お互いの理解にしても、実際見ていると多数派の人もそんなにはわかっていない。言葉の意味の理解にしても極端な話、50程度だったりすることもある。それでもそれを(多数派流では)100の理解としていることだって現実にはある。これは私にとって驚きの事実でした。正直(私からすると)『・・・こんな程度だったのね』という感じでした。愕然としたというか。(いい意味で)
>ADHD(である私)にはもともと「100」は非現実的なものだ。目の前にある現実から「少しマシになるかどいうか」が一番の関心事であり、そのための努力はあたりまえだ。
こういう風に考えられたら私はもう少しマシになっていたかもしれません。
今までの私は「少しマシになる程度なら、努力の成果が見えない・・やる意味があるのだろうか・・?」という考え方があったと思います。
よく「コツコツと努力することが大切だよ」と教えてくれる方がいますが、私にとってその「コツコツと努力」すると言われた途端、少し苦しさを感じてしまうのです。
努力するからには他を犠牲にしてまで努力をしてしまうほうなので、「少しマシになる」ことを目指すのはとっても物足りないような気がしていました。
でも、自分が変わらなければいけないということがわかっていますので、「結果優先」ではなく「今日より明日」を目標に生活してみようと思います。
YANBARU先生のブログは、自分を見つめなおすことができます。

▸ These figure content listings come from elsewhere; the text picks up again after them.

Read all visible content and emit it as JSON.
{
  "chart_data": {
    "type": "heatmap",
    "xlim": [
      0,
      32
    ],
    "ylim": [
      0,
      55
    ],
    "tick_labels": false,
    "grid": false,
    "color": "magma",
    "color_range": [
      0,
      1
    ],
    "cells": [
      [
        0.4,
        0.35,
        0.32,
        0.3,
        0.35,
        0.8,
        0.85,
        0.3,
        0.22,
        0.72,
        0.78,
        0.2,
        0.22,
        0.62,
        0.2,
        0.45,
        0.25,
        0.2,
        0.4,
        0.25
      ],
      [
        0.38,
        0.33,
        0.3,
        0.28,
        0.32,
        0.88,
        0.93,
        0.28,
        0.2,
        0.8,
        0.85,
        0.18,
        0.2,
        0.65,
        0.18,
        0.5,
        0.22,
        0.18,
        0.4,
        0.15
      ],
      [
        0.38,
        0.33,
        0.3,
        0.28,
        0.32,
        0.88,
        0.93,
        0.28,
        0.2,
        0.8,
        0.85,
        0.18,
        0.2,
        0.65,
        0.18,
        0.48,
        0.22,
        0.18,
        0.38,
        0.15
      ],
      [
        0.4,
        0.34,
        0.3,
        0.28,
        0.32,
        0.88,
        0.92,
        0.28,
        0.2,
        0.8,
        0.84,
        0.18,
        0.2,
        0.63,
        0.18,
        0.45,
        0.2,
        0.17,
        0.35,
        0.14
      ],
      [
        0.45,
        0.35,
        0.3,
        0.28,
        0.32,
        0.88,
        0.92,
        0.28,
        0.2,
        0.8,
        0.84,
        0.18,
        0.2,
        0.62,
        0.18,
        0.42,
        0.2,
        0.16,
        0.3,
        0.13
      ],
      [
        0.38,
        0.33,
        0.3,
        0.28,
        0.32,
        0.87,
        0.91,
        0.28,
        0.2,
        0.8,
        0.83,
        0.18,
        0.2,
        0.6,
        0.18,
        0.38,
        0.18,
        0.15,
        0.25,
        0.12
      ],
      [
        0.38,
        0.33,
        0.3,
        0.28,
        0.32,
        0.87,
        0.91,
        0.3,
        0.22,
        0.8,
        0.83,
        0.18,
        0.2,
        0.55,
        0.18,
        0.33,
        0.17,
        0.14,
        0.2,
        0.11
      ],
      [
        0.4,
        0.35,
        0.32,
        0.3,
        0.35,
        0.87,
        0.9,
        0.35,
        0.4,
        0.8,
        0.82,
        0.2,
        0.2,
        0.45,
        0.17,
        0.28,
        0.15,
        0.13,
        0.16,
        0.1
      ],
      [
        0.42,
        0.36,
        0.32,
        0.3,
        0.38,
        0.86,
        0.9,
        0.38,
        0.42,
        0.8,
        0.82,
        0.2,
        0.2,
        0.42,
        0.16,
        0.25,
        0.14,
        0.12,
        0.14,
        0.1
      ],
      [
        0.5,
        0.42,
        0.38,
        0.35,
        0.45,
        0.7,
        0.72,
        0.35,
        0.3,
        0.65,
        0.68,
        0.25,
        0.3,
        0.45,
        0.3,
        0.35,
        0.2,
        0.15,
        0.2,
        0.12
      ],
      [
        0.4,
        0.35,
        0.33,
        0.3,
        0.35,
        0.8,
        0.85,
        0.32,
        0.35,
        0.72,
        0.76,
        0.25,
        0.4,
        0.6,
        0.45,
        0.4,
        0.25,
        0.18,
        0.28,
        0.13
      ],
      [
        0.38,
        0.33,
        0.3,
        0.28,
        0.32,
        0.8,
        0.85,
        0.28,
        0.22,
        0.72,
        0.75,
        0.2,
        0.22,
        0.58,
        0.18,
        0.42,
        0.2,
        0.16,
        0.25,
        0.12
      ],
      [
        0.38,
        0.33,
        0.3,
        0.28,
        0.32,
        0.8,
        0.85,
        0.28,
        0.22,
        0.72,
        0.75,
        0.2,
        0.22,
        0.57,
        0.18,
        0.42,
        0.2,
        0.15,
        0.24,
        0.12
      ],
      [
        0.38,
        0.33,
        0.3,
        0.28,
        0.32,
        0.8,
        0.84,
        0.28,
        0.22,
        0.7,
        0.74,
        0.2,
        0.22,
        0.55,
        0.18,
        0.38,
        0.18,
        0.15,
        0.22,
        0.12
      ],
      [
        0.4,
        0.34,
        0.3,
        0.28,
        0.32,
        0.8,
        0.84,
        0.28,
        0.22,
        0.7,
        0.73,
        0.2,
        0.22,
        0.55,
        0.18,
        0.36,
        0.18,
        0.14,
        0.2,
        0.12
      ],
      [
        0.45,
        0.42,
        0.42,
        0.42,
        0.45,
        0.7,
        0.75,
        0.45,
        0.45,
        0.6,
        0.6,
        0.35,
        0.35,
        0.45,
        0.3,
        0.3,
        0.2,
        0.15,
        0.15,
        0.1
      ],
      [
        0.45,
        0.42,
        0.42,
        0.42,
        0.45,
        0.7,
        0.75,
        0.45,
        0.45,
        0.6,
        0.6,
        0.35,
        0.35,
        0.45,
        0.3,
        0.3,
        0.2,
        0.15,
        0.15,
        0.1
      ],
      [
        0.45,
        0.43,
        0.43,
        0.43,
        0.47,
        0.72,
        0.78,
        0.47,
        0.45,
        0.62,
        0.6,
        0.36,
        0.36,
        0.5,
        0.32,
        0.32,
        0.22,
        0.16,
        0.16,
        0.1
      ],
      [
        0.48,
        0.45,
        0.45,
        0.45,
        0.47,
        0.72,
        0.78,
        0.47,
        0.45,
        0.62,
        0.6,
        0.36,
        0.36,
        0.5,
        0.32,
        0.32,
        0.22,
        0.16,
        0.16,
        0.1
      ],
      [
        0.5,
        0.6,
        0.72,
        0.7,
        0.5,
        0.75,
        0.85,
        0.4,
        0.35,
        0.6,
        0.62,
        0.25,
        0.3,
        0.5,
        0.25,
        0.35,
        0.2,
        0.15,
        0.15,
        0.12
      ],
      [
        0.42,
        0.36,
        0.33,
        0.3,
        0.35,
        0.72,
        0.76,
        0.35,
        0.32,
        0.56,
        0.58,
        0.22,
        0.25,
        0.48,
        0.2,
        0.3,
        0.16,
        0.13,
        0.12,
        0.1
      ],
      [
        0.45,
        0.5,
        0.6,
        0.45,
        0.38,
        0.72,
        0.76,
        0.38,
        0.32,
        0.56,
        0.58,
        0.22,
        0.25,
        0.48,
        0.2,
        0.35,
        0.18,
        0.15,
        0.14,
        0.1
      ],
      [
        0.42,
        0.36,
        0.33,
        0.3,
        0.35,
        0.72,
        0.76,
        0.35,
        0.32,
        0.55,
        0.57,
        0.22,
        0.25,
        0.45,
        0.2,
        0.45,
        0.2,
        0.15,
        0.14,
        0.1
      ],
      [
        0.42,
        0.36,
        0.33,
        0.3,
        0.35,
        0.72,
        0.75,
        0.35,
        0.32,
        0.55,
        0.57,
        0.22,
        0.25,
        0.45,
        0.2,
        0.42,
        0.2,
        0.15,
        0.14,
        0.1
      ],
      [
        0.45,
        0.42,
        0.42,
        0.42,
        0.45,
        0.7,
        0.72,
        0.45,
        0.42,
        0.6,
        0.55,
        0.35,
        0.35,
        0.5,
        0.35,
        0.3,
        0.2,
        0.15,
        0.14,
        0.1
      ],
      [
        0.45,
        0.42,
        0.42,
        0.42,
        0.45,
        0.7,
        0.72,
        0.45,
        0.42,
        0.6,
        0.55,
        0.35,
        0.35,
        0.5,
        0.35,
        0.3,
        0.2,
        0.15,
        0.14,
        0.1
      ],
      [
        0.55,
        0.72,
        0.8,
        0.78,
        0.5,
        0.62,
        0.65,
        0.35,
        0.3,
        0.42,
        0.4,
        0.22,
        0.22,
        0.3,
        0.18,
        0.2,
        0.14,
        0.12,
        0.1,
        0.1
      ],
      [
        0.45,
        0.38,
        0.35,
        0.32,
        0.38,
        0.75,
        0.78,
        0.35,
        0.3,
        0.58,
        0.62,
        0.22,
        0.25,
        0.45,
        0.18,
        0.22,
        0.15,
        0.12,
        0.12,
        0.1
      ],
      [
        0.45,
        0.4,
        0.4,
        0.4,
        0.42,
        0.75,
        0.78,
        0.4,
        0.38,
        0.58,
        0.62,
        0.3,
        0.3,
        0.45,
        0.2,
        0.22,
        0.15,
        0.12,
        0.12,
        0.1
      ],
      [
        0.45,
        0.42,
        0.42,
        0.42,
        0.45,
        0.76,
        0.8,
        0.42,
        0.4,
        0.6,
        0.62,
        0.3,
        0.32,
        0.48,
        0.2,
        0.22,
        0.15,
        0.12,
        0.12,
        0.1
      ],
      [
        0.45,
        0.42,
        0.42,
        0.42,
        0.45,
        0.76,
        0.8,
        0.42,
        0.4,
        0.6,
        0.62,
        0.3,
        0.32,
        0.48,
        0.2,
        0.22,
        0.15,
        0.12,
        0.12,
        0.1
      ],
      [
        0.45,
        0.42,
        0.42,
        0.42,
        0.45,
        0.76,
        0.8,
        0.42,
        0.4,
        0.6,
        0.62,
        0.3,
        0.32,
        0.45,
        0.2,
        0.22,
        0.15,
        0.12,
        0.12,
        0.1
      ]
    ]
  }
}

少しマシな私になれるような気がしてます。
先生、ありがとうございます。
>特に、このことを私に気づかせてくれたのは、
>いつも前向きなADHDの人達です。
こんなに励まされる言葉はないです.心の奥底に灯がともるようです.
少しへこたれていましたが、この先もずっと頑張ろう...と思うことができました.
自覚がないASには、どれほど努力しても評価されない、理解は得られない、時には敵だと思われることもある.そういう諦念と覚悟を持たねば... それでも進むんだ...

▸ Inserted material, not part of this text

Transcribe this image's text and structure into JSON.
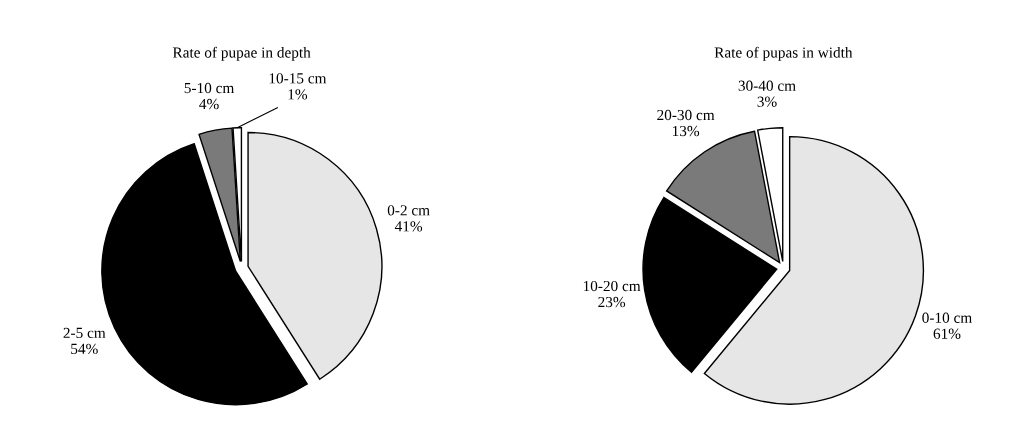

いつもそう言い聞かせつつ、そこに希望がなければ前に進めない、やっぱり分かって欲しい、分かることで互いにいい方向に進んで行きたい、と心から願っている自分を認め、赦せる気がしました.
こちらがASを理解し、寄り添おうと思うほどのものを求めることはできくても、yanabru先生がおっしゃる「前提」、100でなくても努力に意義があることや、自分と違う他人が決して敵ではないことを、言葉ではなく姿勢と、そして至らないではあろうけれど結果をもって、解ってもらおうと思います.
でもASの人の『100を求める』精神は悪くないと思います。(相手に望まなければ)私はどうしても現実性を優先に考えて、『100』を最初から諦めて、現実的に手の届くところから・・・と考えてやってきたことが多いので、結果として妥協ばかりの人生になっていたような気がするからです。

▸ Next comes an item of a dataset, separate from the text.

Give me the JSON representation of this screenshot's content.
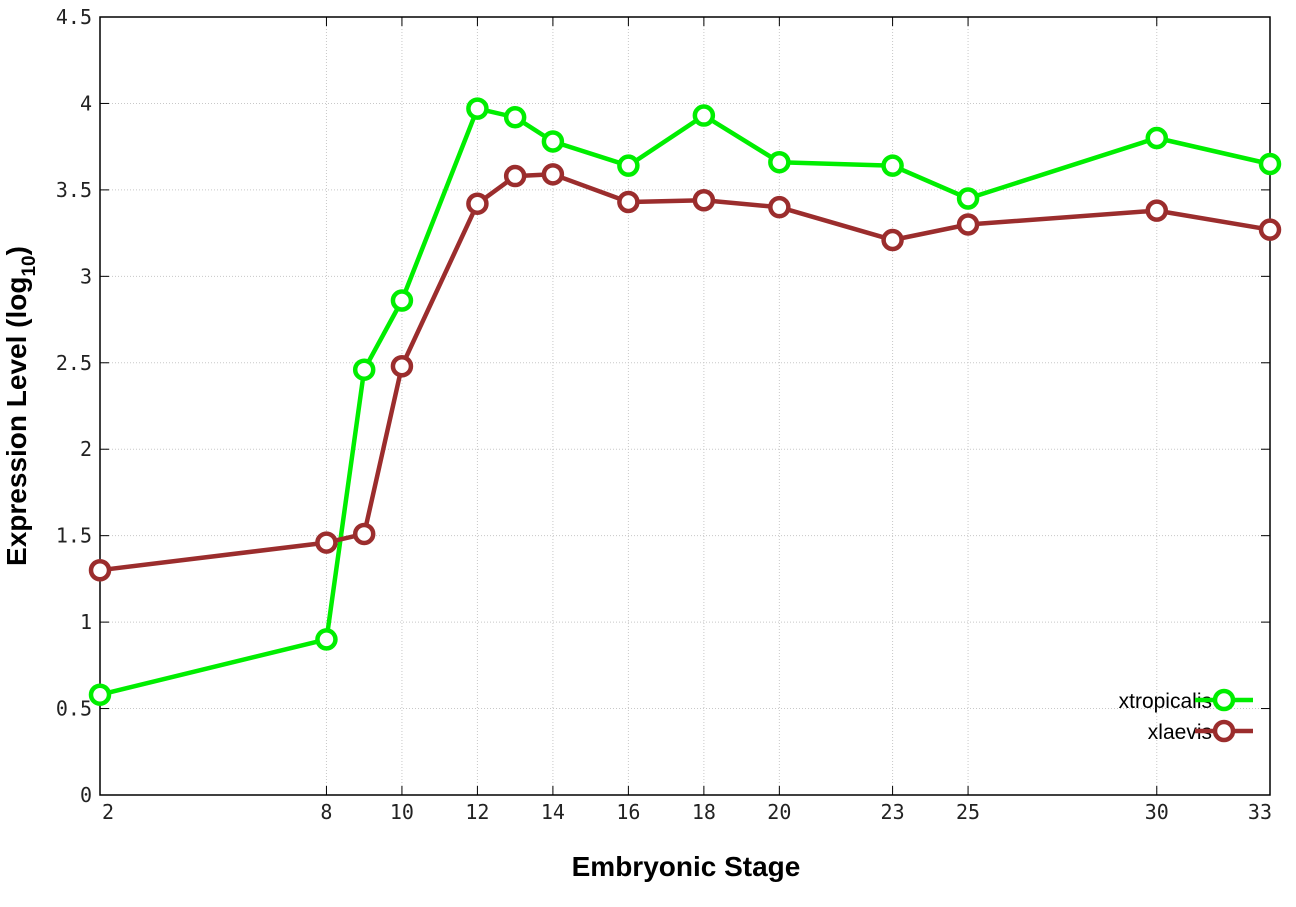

どんなに非現実的なことでも、望みをもつことが大事というときはあると思います。ただ、それに固執しすぎることとは別です。理想は理想として持ち、実際、望みをかなえようとするときは、やはり届くところから着実に手をつけて1歩1歩100に近いものを目指す。それが現実的であると思いました。
「可能性が直結して必然性になる」
今回の説明、とても良く分かりました。確かに100を目標にした場合に、それ以外の目標点を考えない事が私にはあるかも知れません。(全てにおいてではありません。例えば仕事などでは意識して現状の50を60にする努力をしています。)
ただ、50を60にする努力(現状から出発して少し引き上げる努力)を認めれば、最終目標が90であれ100であれ問題は無い筈ですよね。
あ、人との相互理解については、100%の理解は完全に断念する必要がある事は分かります。自分についてすら、100%は分からないのだから。(でも現実問題として、100%に近い相互理解を欲している私も未だに居ります。)
読解力がないのか、いつも何度読んでも「むむむ。。。?」となってしまいます(笑)
完ぺき主義という事だとすると、旦那はまさにそうでした。
「おれは仕事では完璧にやってるんだから、お前も家の事を完璧にやれ!!」と何度言われた事か。
共働きだったんですけど。。
そういうかたよりの脳だってわかっていればもうちょっと対処のしようがあったのかなと思うと少し残念です。
marioさんへ
『100%に近い相互理解』を求めることは素晴らしいことです。ただ『保証』を求めなければいいだけです。
相手にはそれを求めないで、自分の生き方として、一生掛けて、『100%に近い相互理解』を探求することを目標にするのなら、それに共感してくれる人はきっといます。
人は誰でも、あえて言葉にしないだけで、全てを分かり合えることを心に描いているのだと、最近思うようになりました。